Name two medical conditions that have increased in prevalence and media coverage over the last decade, pose many unanswered questions, and scare the hell out of parents. I’ll give you a hint: they both begin with the letter A.
Anorexia nervosa – an eating disorder characterized by self-starvation and distorted body image – and Asperger’s syndrome – an autism spectrum disorder characterized by difficulties in social interaction, restricted and repetitive patterns of behavior and interests, and preserved linguistic and cognitive development – are being observed under the same diagnostic microscopes. The findings have shocked both the medical and psychological fields.
Remember the whole Nature vs. Nurture debate you learned about in high school science textbooks? Well, recent studies are suggesting a new approach to the debacle: a compromise.

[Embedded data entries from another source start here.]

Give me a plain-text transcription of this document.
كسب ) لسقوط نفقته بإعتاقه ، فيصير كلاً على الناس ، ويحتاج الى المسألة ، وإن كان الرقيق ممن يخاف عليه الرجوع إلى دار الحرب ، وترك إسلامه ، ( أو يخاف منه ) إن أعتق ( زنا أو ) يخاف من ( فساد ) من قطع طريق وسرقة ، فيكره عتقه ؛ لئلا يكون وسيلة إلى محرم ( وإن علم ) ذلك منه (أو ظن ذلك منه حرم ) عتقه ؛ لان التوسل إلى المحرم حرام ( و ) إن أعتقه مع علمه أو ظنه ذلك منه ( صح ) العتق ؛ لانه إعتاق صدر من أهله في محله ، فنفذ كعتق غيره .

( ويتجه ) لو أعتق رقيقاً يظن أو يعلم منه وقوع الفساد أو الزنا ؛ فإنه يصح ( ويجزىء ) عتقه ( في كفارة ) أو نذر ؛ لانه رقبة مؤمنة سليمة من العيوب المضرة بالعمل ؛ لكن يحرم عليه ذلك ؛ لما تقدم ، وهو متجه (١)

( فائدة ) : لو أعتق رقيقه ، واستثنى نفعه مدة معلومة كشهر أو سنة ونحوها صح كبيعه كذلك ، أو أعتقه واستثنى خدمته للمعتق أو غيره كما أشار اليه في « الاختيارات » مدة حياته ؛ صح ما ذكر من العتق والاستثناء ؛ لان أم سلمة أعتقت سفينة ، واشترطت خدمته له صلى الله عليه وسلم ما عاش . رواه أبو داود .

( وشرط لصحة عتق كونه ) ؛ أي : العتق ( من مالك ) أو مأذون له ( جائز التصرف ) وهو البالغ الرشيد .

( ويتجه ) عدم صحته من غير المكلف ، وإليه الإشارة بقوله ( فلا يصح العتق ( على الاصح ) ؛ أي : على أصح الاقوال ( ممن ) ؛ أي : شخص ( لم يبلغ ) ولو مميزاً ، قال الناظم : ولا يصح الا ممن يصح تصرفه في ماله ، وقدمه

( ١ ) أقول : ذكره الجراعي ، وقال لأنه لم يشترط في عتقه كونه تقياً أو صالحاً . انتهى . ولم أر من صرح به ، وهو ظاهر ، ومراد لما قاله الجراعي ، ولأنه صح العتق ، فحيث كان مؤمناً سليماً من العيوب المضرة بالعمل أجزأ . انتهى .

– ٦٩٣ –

A Swedish study (2002), an Australian study (2004), and an Israeli study (2006) have concluded that the main risk factors for autism arise during the perinatal period, which spans five months before and one month after birth. Autism was more prevalent in children whose births were induced; who were born with a low Apgar score (numerical summary of infant’s condition at birth); and who had experienced fetal distress, c-section, and/or other birth complications. Pre-natal distinctions – such as head circumference maternal diabetes, being a twin, or season of birth – and post-natal characteristics –vaccinations or bottle vs. breast feeding – did not show the significant effects on risk of autism that the perinatal conditions did.
Numerous studies have also included that the development of anorexia nervosa, like autism, is most likely related to perinatal conditions and complications. A large Swedish study (1999), which assessed the birth records of all girls born in Sweden from 1973 to 1984 and of the 781 girls between the ages of 10 and 21 who were hospitalized due to anorexia nervosa, concluded that forceps (tong-like instruments used to grasp the baby’s head) and ventouse (vacuum device) deliveries were noteworthy risk factors for anorexia. A cephalohematoma (collection of blood under the scalp of a newborn) at birth was the most significant risk factor. These factors all take place in the perinatal period. An Italian retrospective study (2006) showed results that were consistent with those of the Swedish study: anorexia nervosa and obstetric complications in the perinatal period showed significant correlations.
Oxytocin – a hormone involved in social recognition, bonding, sexual arousal and reproductive behaviors, release of stress and anxiety, and formation of trust between people – is known to be low in sufferers of both anorexia and autism. Many researchers suggest that this similarity is not a coincidence and again point to the perinatal period, a time when the oxytocin system is challenged and matured.
The “perinatal complication” comparison is not the only similarity between the two conditions. In 2007, Asperger’s syndrome expert Tony Attwood reported that between 18% and 23% of teenage anorexics meet some or all of the diagnostic criteria for Asperger’s syndrome. Dr. Janet Treasure, a researcher who specializes in eating disorders, stated “People with eating disorders find it difficult to change self-set rules… They also see the world in close-up detail, but this can be at the cost of having an ability to see and think about self-identity and connections with others… We also discovered that this distorted pattern of processing information has a strong similarity to autistic spectrums.”
Similar symptoms of anorexia and autistic spectrum disorders include:
-Fixation on detail; becoming distracted; missing the big picture
-Obsessive or compulsive behavior
-A need for perfection
-Difficulty with multitasking or switching between tasks or ideas
-Lack of flexibility in thoughts and responses; difficulty in coping with change
-Atypical eating behaviors (food preparation routines; refusing to eat certain foods)
-In some cases, ritualized or extreme exercise regimens
Some researchers are skeptic, others are completely convinced, and some don’t know what to think at all. Is anorexia nervosa the “female form of Asperger’s?” Or are researchers and psychotherapists over-analyzing in a desperate attempt to answer the unanswerable? It seems that the Nature vs. Nurture debate has new company.